Mohon tunggu...
APOLLO_ apollo
APOLLO_ apollo Mohon Tunggu... Dosen - Lyceum, Tan keno kinoyo ngopo

Aku Manusia Soliter, Latihan Moksa

Selanjutnya

Tutup

Filsafat Pilihan

Apa Itu Filologi?

20 Januari 2022   10:04 Diperbarui: 20 Januari 2022   10:06 2309
+
Laporkan Konten
Laporkan Akun
Kompasiana adalah platform blog. Konten ini menjadi tanggung jawab bloger dan tidak mewakili pandangan redaksi Kompas.

Apa Itu Filologi? Filologi, bahasa Yunani kuno , philologia ("cinta kata, huruf, sastra"), terdiri dari studi bahasa dan sastra pada dokumen tertulis. 

Filologi adalah kombinasi dari kritik sastra, sejarah dan linguistik.

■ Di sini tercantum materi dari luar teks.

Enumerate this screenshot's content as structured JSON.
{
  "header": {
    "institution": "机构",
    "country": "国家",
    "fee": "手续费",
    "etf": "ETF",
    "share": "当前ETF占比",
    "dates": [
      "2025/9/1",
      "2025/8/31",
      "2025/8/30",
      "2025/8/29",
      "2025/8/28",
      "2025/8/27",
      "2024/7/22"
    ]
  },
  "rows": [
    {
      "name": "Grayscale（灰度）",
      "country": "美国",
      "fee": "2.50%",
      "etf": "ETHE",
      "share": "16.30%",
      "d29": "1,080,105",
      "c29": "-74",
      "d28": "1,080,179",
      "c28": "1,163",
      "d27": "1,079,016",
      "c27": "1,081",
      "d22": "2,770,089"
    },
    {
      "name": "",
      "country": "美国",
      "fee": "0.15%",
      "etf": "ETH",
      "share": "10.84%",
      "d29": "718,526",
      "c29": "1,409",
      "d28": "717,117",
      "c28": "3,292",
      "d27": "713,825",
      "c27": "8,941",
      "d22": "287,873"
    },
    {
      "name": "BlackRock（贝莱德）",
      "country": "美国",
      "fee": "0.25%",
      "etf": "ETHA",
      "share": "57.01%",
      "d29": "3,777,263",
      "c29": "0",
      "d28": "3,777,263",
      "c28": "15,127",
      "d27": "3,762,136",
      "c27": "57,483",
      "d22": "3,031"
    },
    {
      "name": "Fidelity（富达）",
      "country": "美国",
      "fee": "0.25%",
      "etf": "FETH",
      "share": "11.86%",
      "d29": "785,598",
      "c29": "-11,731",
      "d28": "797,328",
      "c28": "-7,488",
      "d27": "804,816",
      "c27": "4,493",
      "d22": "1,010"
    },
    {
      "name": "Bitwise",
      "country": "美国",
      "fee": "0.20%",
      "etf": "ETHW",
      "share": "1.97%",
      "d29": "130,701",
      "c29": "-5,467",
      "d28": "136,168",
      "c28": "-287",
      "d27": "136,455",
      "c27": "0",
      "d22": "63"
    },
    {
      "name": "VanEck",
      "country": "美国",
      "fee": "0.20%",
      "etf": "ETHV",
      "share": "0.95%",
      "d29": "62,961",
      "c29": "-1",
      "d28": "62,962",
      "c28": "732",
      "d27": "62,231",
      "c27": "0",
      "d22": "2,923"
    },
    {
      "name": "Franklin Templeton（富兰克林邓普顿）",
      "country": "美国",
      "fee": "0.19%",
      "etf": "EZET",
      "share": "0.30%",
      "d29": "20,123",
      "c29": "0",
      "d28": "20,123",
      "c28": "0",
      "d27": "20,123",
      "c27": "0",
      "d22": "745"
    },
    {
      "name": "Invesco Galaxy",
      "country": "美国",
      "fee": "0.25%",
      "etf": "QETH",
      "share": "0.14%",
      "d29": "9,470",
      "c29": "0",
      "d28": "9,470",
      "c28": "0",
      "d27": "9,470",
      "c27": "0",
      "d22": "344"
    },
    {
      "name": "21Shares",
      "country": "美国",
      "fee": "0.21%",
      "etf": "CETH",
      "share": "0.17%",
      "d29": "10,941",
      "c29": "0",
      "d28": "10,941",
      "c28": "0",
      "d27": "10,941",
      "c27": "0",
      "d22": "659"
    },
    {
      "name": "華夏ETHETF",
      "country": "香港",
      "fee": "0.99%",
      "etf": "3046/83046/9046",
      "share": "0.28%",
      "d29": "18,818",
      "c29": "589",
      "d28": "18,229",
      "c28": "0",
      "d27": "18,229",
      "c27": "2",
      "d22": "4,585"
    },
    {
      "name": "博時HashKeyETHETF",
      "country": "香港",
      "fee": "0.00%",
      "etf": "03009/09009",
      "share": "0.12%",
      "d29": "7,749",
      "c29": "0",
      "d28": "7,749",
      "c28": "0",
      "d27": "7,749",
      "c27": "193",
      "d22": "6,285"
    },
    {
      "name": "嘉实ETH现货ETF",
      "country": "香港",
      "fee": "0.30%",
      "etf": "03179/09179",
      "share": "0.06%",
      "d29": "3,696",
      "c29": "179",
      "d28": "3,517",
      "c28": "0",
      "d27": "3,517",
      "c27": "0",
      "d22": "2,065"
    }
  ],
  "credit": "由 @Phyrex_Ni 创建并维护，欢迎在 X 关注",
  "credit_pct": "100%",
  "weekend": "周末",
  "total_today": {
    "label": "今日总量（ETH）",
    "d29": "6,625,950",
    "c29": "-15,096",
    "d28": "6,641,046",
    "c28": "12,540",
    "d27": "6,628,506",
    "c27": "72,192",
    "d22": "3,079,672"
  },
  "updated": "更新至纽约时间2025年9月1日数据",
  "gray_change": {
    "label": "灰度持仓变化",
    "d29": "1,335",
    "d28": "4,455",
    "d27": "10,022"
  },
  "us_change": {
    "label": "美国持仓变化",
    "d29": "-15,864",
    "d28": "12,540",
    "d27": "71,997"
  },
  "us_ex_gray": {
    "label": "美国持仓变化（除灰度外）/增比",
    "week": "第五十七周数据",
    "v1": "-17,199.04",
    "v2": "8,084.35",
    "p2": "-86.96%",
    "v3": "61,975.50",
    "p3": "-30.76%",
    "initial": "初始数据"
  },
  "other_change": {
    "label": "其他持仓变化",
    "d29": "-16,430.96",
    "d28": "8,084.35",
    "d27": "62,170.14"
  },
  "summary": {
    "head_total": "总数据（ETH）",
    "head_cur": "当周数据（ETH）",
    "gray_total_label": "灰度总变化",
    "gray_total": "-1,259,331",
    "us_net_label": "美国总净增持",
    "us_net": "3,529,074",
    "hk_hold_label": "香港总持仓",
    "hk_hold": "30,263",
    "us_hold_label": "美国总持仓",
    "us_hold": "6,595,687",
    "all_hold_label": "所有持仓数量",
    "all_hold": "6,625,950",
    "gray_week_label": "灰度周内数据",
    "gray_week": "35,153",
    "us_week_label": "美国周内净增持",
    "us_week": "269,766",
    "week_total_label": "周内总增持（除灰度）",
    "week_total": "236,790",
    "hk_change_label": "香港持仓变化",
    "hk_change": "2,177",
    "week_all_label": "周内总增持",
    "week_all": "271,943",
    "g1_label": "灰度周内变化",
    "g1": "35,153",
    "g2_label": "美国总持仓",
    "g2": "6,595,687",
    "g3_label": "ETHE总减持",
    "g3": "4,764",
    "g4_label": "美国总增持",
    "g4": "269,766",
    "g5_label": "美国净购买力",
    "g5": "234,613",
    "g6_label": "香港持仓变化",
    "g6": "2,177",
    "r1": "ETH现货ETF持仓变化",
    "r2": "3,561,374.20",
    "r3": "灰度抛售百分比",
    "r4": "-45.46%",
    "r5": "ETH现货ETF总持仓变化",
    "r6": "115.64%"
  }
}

Maka Bahasa bukan satu-satunya objek filologi,   terutama berusaha untuk memperbaiki, menafsirkan, dan mengomentari teks; studi pertama ini membawanya untuk menyibukkan diri juga dengan sejarah sastra, adat istiadat, institusi, dll .; di mana-mana ia menggunakan metodenya sendiri, yaitu kritik. 

Karena Prinsip-prinsip Etimologi Yunani  adalah salah satu yang pertama untuk mendamaikan tata bahasa komparatif dengan filologi klasik Filologi misalnya mengetahui cara membaca [teks musik], menemukan kembali di balik jubah ekspresi dan di bawah sulamannya tubuh yang hidup, tubuh yang benar-benar telanjang atau seperti  filologi Beethovenian, atau studi kata-kata, dokumen (tertulis atau lainnya) dan semua isi peradaban yang terlibat

Pengertian lain Filologi, pada kenyataannya, pada pandangan pertama tampaknya hanya menyajikan serangkaian studi tanpa kesatuan ilmiah. Apa pun yang berfungsi untuk memulihkan atau menggambarkan masa lalu memiliki hak untuk menemukan tempat di sana. Dipahami dalam arti etimologisnya, mencakup tata bahasa, penafsiran dan kritik teks; karya-karya ilmu pengetahuan, arkeologi, kritik estetis;

Umumnya filologi dikaitkan dengan ilmu-ilmu sastra yang tidak  menyangkut tata bahasa atau linguistik. Filologi, dalam pengertian terbatas ini, adalah studi tentang bahasa, bentuk dan penggunaannya, studi juga tentang berbagai proses yang mengarah pada pengembangan pengetahuan linguistik dan bahasa lisan.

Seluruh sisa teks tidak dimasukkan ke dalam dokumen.